Q: Is there any design technique that could be applied here?
A: In general, having an appropriate index available, and carefully crafting the SQL statement so the most efficient access plan is enabled.
Q: Maybe I should change the way the query is done
A: Changing the SQL statement may improve performance, that's a good place to start, after looking at the execution plan... can the query be modified to get a more efficient plan?
Q: or change the data type of the timestamp column.
A: I think it's very unlikely that changing the datatype of the TIMESTAMP column will improve performance. That's only 4 bytes. What would you change it to? Using DATETIME would take 7 bytes.
In general, we want the rows to be as short as possible, and to pack as many rows as possible into a block. Its also desirable to have the table physically organized in a way that queries can be satisfied from fewer blocks... the rows the query need are found in fewer pages, rather than the rows being scattered onesy-twosy over a large number of pages.
With InnoDB, increasing the size of the buffer pool may reduce I/O.
And I/O from solid state drives (SSD) will be faster than I/O from spinning hard disks (HDD), and this especially true if there is I/O contention on the HDD from other processes.

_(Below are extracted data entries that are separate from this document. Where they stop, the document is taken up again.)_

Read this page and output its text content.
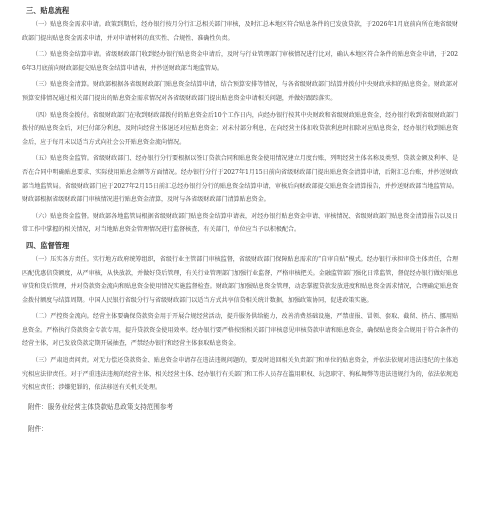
三、贴息流程

（一）贴息资金需求申请。政策到期后，经办银行按月分行汇总相关部门审核，及时汇总本地区符合贴息条件的已发放贷款，于2026年1月底前向所在地省级财政部门提出贴息资金需求申请，并对申请材料的真实性、合规性、准确性负责。

（二）贴息资金结算申请。省级财政部门收到经办银行贴息资金申请后，及时与行业管理部门审核情况进行比对，确认本地区符合条件的贴息资金申请，于2026年3月底前向财政部提交贴息资金结算申请表，并抄送财政部当地监管局。

（三）贴息资金清算。财政部根据各省级财政部门贴息资金结算申请，结合预算安排等情况，与各省级财政部门结算并拨付中央财政承担的贴息资金。财政部对预算安排情况通过相关部门提出的贴息资金需求情况对各省级财政部门提出贴息资金申请相关问题，并做好跟踪落实。

（四）贴息资金拨付。省级财政部门在收到财政部拨付的贴息资金后10个工作日内，向经办银行按其中央财政和省级财政贴息资金，经办银行收到省级财政部门拨付的贴息资金后，对已付部分利息，及时向经营主体退还对应贴息资金；对未付部分利息，在向经营主体扣收贷款利息时扣除对应贴息资金，经办银行收到贴息资金后，应于每月末以适当方式向社会公开贴息资金流向情况。

（五）贴息资金监管。省级财政部门、经办银行分行要根据以签订贷款合同和贴息资金使用情况建立月度台账，列明经营主体名称及类型、贷款金额及利率、是否在合同中明确贴息要求、实际使用贴息金额等方面情况。经办银行分行于2027年1月15日前向省级财政部门提出贴息资金清算申请，后附汇总台账，并抄送财政部当地监管局。省级财政部门应于2027年2月15日前汇总经办银行分行的贴息资金结算申请，审核后向财政部提交贴息资金清算报告，并抄送财政部当地监管局。财政部根据省级财政部门审核情况进行贴息资金清算，及时与各省级财政部门清算贴息资金。

（六）贴息资金监督。财政部各地监管局根据省级财政部门贴息资金结算申请表，对经办银行贴息资金申请、审核情况、省级财政部门贴息资金清算报告以及日常工作中掌握的相关情况，对当地贴息资金管理情况进行监督核查，有关部门，单位应当予以积极配合。

四、监督管理

（一）压实各方责任。实行地方政府统筹组织，省级行业主管部门审核监督，省级财政部门保障贴息需求的“自审自贴”模式。经办银行承担审贷主体责任，合理匹配优惠信贷额度，从严审核，从快放款，并做好贷后管理，有关行业管理部门加强行业监督，严格审核把关。金融监管部门强化日常监管，督促经办银行做好贴息审贷和贷后管理，并对贷款资金流向和贴息资金使用情况实施监督检查。财政部门加强贴息资金管理，动态掌握贷款发放进度和贴息资金需求情况，合理确定贴息资金拨付额度与结算周期。中国人民银行省级分行与省级财政部门以适当方式共享信贷相关统计数据，加强政策协同，促进政策实施。

（二）严控资金流向。经营主体要确保贷款资金用于开展合规经营活动，提升服务供给能力，改善消费基础设施，严禁虚报、冒领、套取、截留、挤占、挪用贴息资金。严格执行贷款资金专款专用，提升贷款资金使用效率。经办银行要严格按照相关部门审核意见审核贷款申请和贴息资金，确保贴息资金合规用于符合条件的经营主体，对已发放贷款定期开展抽查，严禁经办银行和经营主体套取贴息资金。

（三）严肃追责问责。对无力偿还贷款资金、贴息资金申请存在违法违规问题的，要及时追回相关负责部门和单位的贴息资金，并依法依规对违法违纪的主体追究相应法律责任。对于严重违法违规的经营主体，相关经营主体、经办银行有关部门和工作人员存在滥用职权、玩忽职守、徇私舞弊等违法违规行为的，依法依规追究相应责任；涉嫌犯罪的，依法移送有关机关处理。

附件：服务业经营主体贷款贴息政策支持范围参考
附件：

Does this field need an index?

I currently have a summary table to keep track of my users' post counts, and I run SELECTs on that table to sort them by counts, like WHERE count > 10, for example. Now I know having an index on columns used in WHERE clauses speeds things up, but since these fields will also be updated quite often, would indexing provide better or worse performance?
If you have a query like
SELECT count(*) as rowcount
FROM table1
GROUP BY name
Then you cannot put an index on count, you need to put an index on the group by field instead.
If you have a field named count
Then putting an index in this query may speed up the query, it may also make no difference at all:
SELECT id, `count`
FROM table1
WHERE `count` > 10
Whether an index on count will speed up the query really depends on what percentage of the rows satisfy the where clause. If it's more than 30%, MySQL (or any SQL for that matter) will refuse to use an index.

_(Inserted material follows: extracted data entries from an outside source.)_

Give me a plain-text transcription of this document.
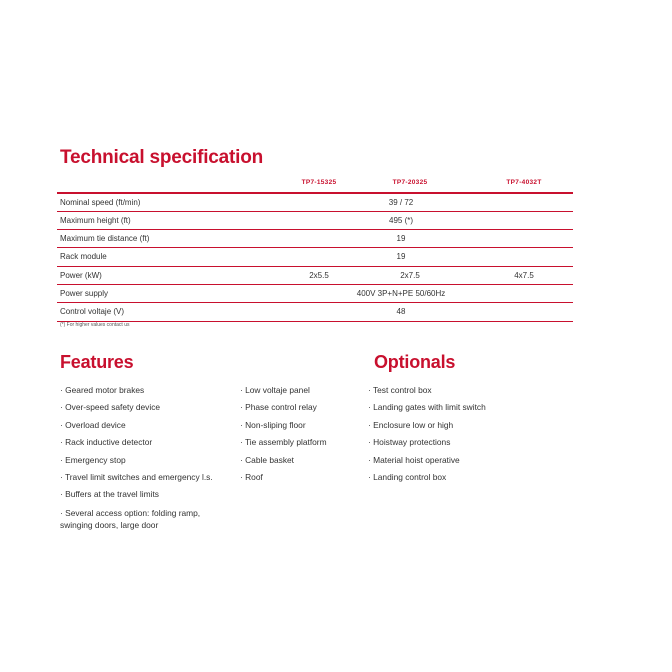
Technical specification
TP7-15325	TP7-20325	TP7-4032T
Nominal speed (ft/min)	39 / 72
Maximum height (ft)	495 (*)
Maximum tie distance (ft)	19
Rack module	19
Power (kW)	2x5.5	2x7.5	4x7.5
Power supply	400V 3P+N+PE 50/60Hz
Control voltaje (V)	48
(*) For higher values contact us
Features	Optionals
· Geared motor brakes
· Over-speed safety device
· Overload device
· Rack inductive detector
· Emergency stop
· Travel limit switches and emergency l.s.
· Buffers at the travel limits
· Several access option: folding ramp, swinging doors, large door
· Low voltaje panel
· Phase control relay
· Non-sliping floor
· Tie assembly platform
· Cable basket
· Roof
· Test control box
· Landing gates with limit switch
· Enclosure low or high
· Hoistway protections
· Material hoist operative
· Landing control box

It will just stubbornly insist on doing a full table scan. (i.e. read all rows)
This is because using an index requires reading 2 files (1 index file and then the real table file with the actual data).
If you select a large percentage of rows, reading the extra index file is not worth it and just reading all the rows in order will be faster.
If only a few rows pass the sets, using an index will speed up this query a lot
Know your data
Using explain select will tell you what indexes MySQL has available and which one it picked and (kind of/sort of in a complicated kind of way) why.
See: http://dev.mysql.com/doc/refman/5.0/en/explain.html
Indexes in general provide better read performance at the cost of slightly worse insert, update and delete performance. Usually the tradeoff is worth it depending on the width of the index and the number of indexes that already exist on the table. In your case, I would bet that the overall performance (reading and writing) will still be substantially better with the index than without but you would need to run tests to know for sure.
It will improve read performance and worsen write performance. If the tables are MyISAM and you have a lot of people posting in a short amount of time you could run into issues where MySQL is waiting for locks, eventually causing a crash.
There's no way of really knowing that without trying it. A lot depends on the ratio of reads to writes, storage engine, disk throughput, various MySQL tuning parameters, etc. You'd have to setup a simulation that resembles production and run before and after.
I think its unlikely that the write performance will be a serious issue after adding the index.
But note that the index won't be used anyway if it is not selective enough - if more than for example 10% of your users have count > 10 the fastest query plan might be to not use the index and just scan the entire table.